Court Ruling Shows Bank’s Bet on Government Can Be Costly

* The ruling breaks financial institutions’ “blind” reliance on implicit local government debt guarantees and has symbolic significance, experts say
* Beijing has restricted local governments from providing loan guarantees to local companies in an effort to rein in hidden debt risks. But such practices have widely persisted
A recent court decision on a debt dispute between a major commercial bank and a Hunan government body sent another signal to Chinese lenders that governments may no longer be the last resort in defaults.
The Supreme People’s Court, the country’s highest court, upheld a decision invalidating a debt guarantee by the Hunan Expressway Management Bureau on 455 million yuan ($47 million) owed by a local private business to the Shenzhen branch of China Merchants Bank, recently released court documents showed.
The decision left the bank with losses of more than 300 million yuan for loans it issued 10 years ago counting on the government unit’s agreement to buy back expressway operating rights and assume the private company’s debt in the event of a default. The court found that the expressway authority lacked the power to make such a guarantee and was liable for just a third of the debt.
The ruling will break financial institutions’ “blind” reliance on implicit local government debt guarantees, an infrastructure expert said. Several lawyers and industry sources said the ruling has symbolic significance.
“The Supreme Court ruled the buyback agreement invalid as it believed the agreement is proved to be a form of implicit government guarantee for the loan rather than a legitimate business contract,” said Wang Xiaoming, a lawyer at Beijing Chuting Law Firm.
Hidden risks
The central government has issued policies restricting local governments from providing loan guarantees to local companies in an effort to rein in hidden debt risks. However, such practices have widely persisted, a bank official said.
China's local governments could hold as much as 40 trillion yuan in off-balance sheet debts, according to an October report from S&P Global Ratings — and the scale and lack of transparency of those debts has raised concerns that they could expose China's financial system to significant risk.
According to court documents, the Shenzhen branch of Merchants Bank in 2009 issued two loans to Hunan Yilian Expressway Development Co., a private company that won a 30-year government contract to operate a section of a local expressway. As part of the loan agreement, the Hunan Expressway Management Bureau issued a letter to the bank promising to buy back Yilian’s operation rights and assume its debts if the company were to become unable to repay the loans.

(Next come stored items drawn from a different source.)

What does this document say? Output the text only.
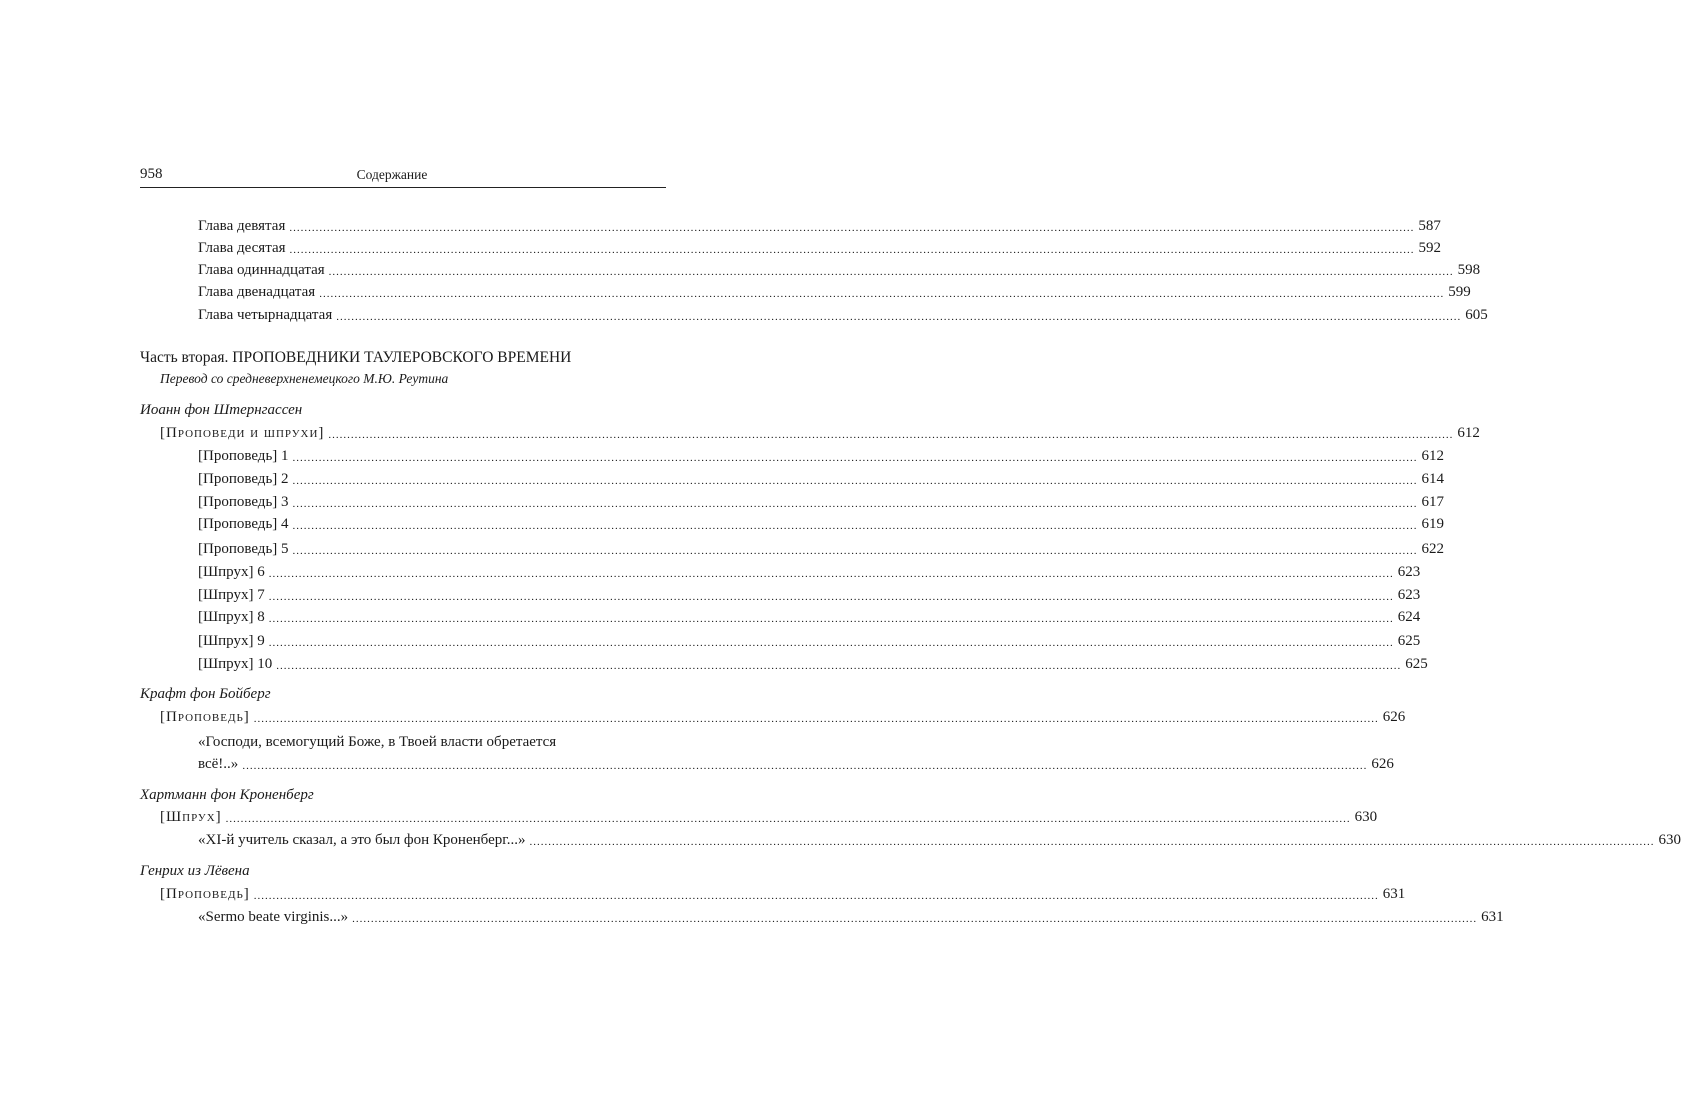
958	Содержание
Глава девятая ............................................................................................................................................................................................................................................................................................................ 587
Глава десятая ............................................................................................................................................................................................................................................................................................................ 592
Глава одиннадцатая ............................................................................................................................................................................................................................................................................................................ 598
Глава двенадцатая ............................................................................................................................................................................................................................................................................................................ 599
Глава четырнадцатая ............................................................................................................................................................................................................................................................................................................ 605
Часть вторая. ПРОПОВЕДНИКИ ТАУЛЕРОВСКОГО ВРЕМЕНИ
Перевод со средневерхненемецкого М.Ю. Реутина
Иоанн фон Штернгассен
[Проповеди и шпрухи] ............................................................................................................................................................................................................................................................................................................ 612
[Проповедь] 1 ............................................................................................................................................................................................................................................................................................................ 612
[Проповедь] 2 ............................................................................................................................................................................................................................................................................................................ 614
[Проповедь] 3 ............................................................................................................................................................................................................................................................................................................ 617
[Проповедь] 4 ............................................................................................................................................................................................................................................................................................................ 619
[Проповедь] 5 ............................................................................................................................................................................................................................................................................................................ 622
[Шпрух] 6 ............................................................................................................................................................................................................................................................................................................ 623
[Шпрух] 7 ............................................................................................................................................................................................................................................................................................................ 623
[Шпрух] 8 ............................................................................................................................................................................................................................................................................................................ 624
[Шпрух] 9 ............................................................................................................................................................................................................................................................................................................ 625
[Шпрух] 10 ............................................................................................................................................................................................................................................................................................................ 625
Крафт фон Бойберг
[Проповедь] ............................................................................................................................................................................................................................................................................................................ 626
«Господи, всемогущий Боже, в Твоей власти обретается
всё!..» ............................................................................................................................................................................................................................................................................................................ 626
Хартманн фон Кроненберг
[Шпрух] ............................................................................................................................................................................................................................................................................................................ 630
«XI-й учитель сказал, а это был фон Кроненберг...» ............................................................................................................................................................................................................................................................................................................ 630
Генрих из Лёвена
[Проповедь] ............................................................................................................................................................................................................................................................................................................ 631
«Sermo beate virginis...» ............................................................................................................................................................................................................................................................................................................ 631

Yilian eventually defaulted in 2014, and the bank took the case to court, seeking to force the government unit to fulfill its buyback agreement and repay the debts.

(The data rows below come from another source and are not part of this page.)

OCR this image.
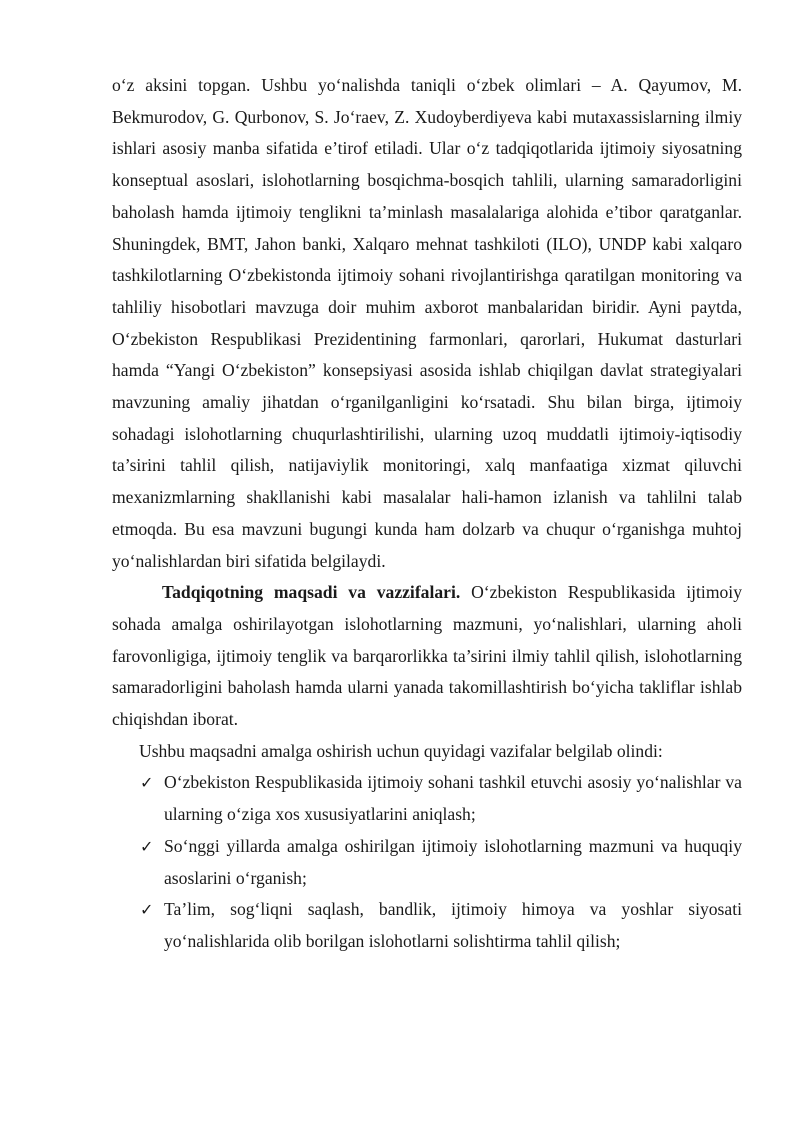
o‘z aksini topgan. Ushbu yo‘nalishda taniqli o‘zbek olimlari – A. Qayumov, M. Bekmurodov, G. Qurbonov, S. Jo‘raev, Z. Xudoyberdiyeva kabi mutaxassislarning ilmiy ishlari asosiy manba sifatida e’tirof etiladi. Ular o‘z tadqiqotlarida ijtimoiy siyosatning konseptual asoslari, islohotlarning bosqichma-bosqich tahlili, ularning samaradorligini baholash hamda ijtimoiy tenglikni ta’minlash masalalariga alohida e’tibor qaratganlar. Shuningdek, BMT, Jahon banki, Xalqaro mehnat tashkiloti (ILO), UNDP kabi xalqaro tashkilotlarning O‘zbekistonda ijtimoiy sohani rivojlantirishga qaratilgan monitoring va tahliliy hisobotlari mavzuga doir muhim axborot manbalaridan biridir. Ayni paytda, O‘zbekiston Respublikasi Prezidentining farmonlari, qarorlari, Hukumat dasturlari hamda “Yangi O‘zbekiston” konsepsiyasi asosida ishlab chiqilgan davlat strategiyalari mavzuning amaliy jihatdan o‘rganilganligini ko‘rsatadi. Shu bilan birga, ijtimoiy sohadagi islohotlarning chuqurlashtirilishi, ularning uzoq muddatli ijtimoiy-iqtisodiy ta’sirini tahlil qilish, natijaviylik monitoringi, xalq manfaatiga xizmat qiluvchi mexanizmlarning shakllanishi kabi masalalar hali-hamon izlanish va tahlilni talab etmoqda. Bu esa mavzuni bugungi kunda ham dolzarb va chuqur o‘rganishga muhtoj yo‘nalishlardan biri sifatida belgilaydi.

Tadqiqotning maqsadi va vazzifalari. O‘zbekiston Respublikasida ijtimoiy sohada amalga oshirilayotgan islohotlarning mazmuni, yo‘nalishlari, ularning aholi farovonligiga, ijtimoiy tenglik va barqarorlikka ta’sirini ilmiy tahlil qilish, islohotlarning samaradorligini baholash hamda ularni yanada takomillashtirish bo‘yicha takliflar ishlab chiqishdan iborat.

Ushbu maqsadni amalga oshirish uchun quyidagi vazifalar belgilab olindi:

✓ O‘zbekiston Respublikasida ijtimoiy sohani tashkil etuvchi asosiy yo‘nalishlar va ularning o‘ziga xos xususiyatlarini aniqlash;
✓ So‘nggi yillarda amalga oshirilgan ijtimoiy islohotlarning mazmuni va huquqiy asoslarini o‘rganish;
✓ Ta’lim, sog‘liqni saqlash, bandlik, ijtimoiy himoya va yoshlar siyosati yo‘nalishlarida olib borilgan islohotlarni solishtirma tahlil qilish;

After a local court ruled in favor of the Merchants Bank, a second review by the Supreme Court in Beijing overturned the decision in December 2017. Although the Hunan bureau had a legal obligation for the debts based on the guarantee letter, the court ruled that as a public entity it did not have the power to provide such a guarantee. The court then ruled that the buyback agreement should not be deemed a legitimate contract and the Hunan bureau should assume only one-third of the debt repayment obligation.

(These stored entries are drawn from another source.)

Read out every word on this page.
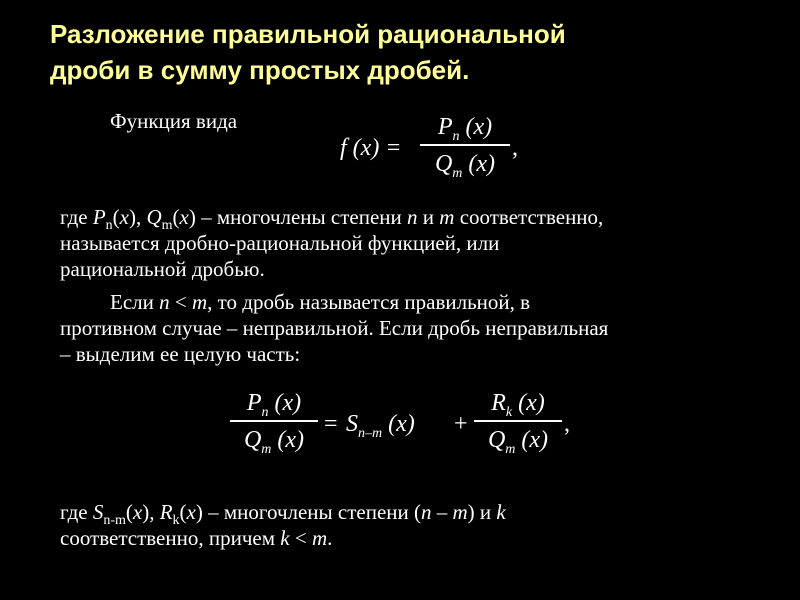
Разложение правильной рациональной
дроби в сумму простых дробей.
Функция вида
f (x) =
$P_n$ (x)
$Q_m$ (x)
,
где $P_n(x)$, $Q_m(x)$ – многочлены степени n и m соответственно,
называется дробно-рациональной функцией, или
рациональной дробью.
Если n < m, то дробь называется правильной, в
противном случае – неправильной. Если дробь неправильная
– выделим ее целую часть:
$P_n$ (x)
$Q_m$ (x)
= $S_{n-m}$ (x) +
$R_k$ (x)
$Q_m$ (x)
,
где $S_{n-m}(x)$, $R_k(x)$ – многочлены степени (n – m) и k
соответственно, причем k < m.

The Merchants Bank appealed for a retrial, but the request was rejected by the Supreme Court.
Over the past few years, several banks have lost cases demanding that local governments assume debt obligations for companies based on guarantee letters issued by officials.
Zhang Liao, chairman of Shanghai Jumbo Consulting Co. Ltd., said the most recent Supreme Court ruling is a clear warning that financial institutions should not rely on local government guarantees. Instead, lenders should improve risk management and business compliance, Zhang said.